Posts tagged ‘beliefs’


How will Chevrolet go down in Korea?

25.01.2011

Last week, GM announced it would drop the Daewoo marque, as it has done through Europe, in its native Korea, in favour of Chevrolet.
   The company will also be renamed GM Korea, a name it once had nearly four decades ago.
   While most will think this makes sense, so GM can concentrate on unifying its Chevrolet brand globally, I have to play devil’s advocate.
   We know that GM opted to use Buick as its first brand in China in the Communist era because it had generated a lot of goodwill prewar. And it worked: Chinese people, somehow, knew that Buick was a quality brand, even though there were very few cars in China in the 1930s. In the 1990s, 60 years on, Buick sold pretty much everything it made through its joint ventures in China.
   This might be due to Chinese people valuing history and a sense of brand loyalty in an era where foreign brands were still fairly new in the People’s Republic.
   What about Korea? Of course, South Korea is no stranger to brands and consumerism, but where does Chevrolet fit? Is it as well placed as Daewoo, which has seen years of financial disgrace as a car company?
   If we took the Chinese experience, then we might look at the last car GM sold as a Chevy in the Korean market:

Image:Chevrolet_1700_Wagon.jpgChevrolet 1700. 1972–8 (prod. 8,105). 4-door sedan, 5-door wagon. F/R, 1698 cm³ (4 cyl. CIH). Holden Torana (LJ), made by Saehan of Korea. Essentially a facsimile of the Australian original, but for an unusual station wagon model that looked more like an Opel at the back. Robust, but a failure on the Korean market, thanks to a perception that it was thirsty (the oil crisis did not help; Korean engines were generally smaller at this point). In theory replaced by facelifted Camina in 1976, though it ran alongside it.

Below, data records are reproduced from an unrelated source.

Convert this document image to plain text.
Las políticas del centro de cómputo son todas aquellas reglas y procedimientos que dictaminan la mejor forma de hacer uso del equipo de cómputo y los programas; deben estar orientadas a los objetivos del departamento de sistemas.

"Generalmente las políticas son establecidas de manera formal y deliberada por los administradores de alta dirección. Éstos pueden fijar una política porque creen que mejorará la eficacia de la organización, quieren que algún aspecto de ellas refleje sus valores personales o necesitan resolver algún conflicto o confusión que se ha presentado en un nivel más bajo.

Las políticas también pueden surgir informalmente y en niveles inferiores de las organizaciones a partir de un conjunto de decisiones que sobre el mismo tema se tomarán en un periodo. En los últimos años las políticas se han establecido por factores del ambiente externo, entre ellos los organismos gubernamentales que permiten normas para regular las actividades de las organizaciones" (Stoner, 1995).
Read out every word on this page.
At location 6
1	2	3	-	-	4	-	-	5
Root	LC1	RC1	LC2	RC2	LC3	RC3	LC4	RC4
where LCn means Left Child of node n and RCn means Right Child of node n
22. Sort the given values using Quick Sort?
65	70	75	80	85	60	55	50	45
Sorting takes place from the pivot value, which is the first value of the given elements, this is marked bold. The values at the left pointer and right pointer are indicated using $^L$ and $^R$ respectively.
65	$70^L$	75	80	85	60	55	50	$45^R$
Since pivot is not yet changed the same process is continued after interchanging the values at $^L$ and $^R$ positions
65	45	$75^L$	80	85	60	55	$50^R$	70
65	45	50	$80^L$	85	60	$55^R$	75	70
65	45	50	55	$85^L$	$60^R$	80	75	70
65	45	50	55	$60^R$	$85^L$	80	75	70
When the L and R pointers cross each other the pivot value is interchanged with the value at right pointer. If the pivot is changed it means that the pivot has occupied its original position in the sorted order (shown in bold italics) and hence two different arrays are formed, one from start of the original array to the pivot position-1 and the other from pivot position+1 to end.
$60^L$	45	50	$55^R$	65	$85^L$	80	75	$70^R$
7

   Not exactly a success. The supposed successor, the Camina, sold even fewer, despite having a smaller engine.
   If Koreans had the same conditions as the Chinese, then this one model sold as a Chevrolet in Korea will instil negative brand associations in the Korean market.
   Daewoo hasn’t exactly had the history of Buick. It emerged as a car marque only in the 1980s, taking over from Saehan, so it may well be disposable. It’s also not like Datsun of Japan, which had plenty of years established worldwide. Nor is it like other storied GM brands such as Vauxhall and Holden, which are restricted to one country or one region.
   Koreans have also seen major brands such as Goldstar, or Lucky–Goldstar, become the much simpler LG. Walk around Seoul and you see plenty of KFCs and Pizza Huts.
   But there’s still a part of me that says a nation that has very few expatriates might just prefer their locally made cars to have local brands.
   Koreans have a perception that foreign brands invite the tax authorities to investigate you, which is why so few people buy non-Korean cars there. So how will Korean-made and Korean-developed, but foreign-badged, cars go down there?
   It hasn’t been done with rival brands Hyundai, Kia, Ssangyong or Samsung, the latter two having foreign owners.
   GM will have to be careful how Chevrolet is marketed, to ensure that it’s perceived, at least in Korea, as a Korean brand that just happens to have an American home and a French pronunciation. Because if there’s one thing branding can do, it’s to make people overlook the actual country of origin in favour of the perceived one. This is why Japanese giants such as Suntory sell fruit juices in New Zealand as Just Juice, Fresh-Up or Bay Harvest—brands with histories in New Zealand—and we do not see Bill Murray on our airwaves getting lost in translation in a commercial.
   Sure, Daewoo has been owned by GM for years, so every car buff in Korea knows that the name change means nothing. Some of the range—the Alpheon and the Veritas, for instance—hail from China and Australia. But the everyday person in the street might be a bit more comfortable buying a Daewoo Alpheon than a Chevrolet Alpheon—because no one really wants the revenuers sending a letter saying they’re going to be audited.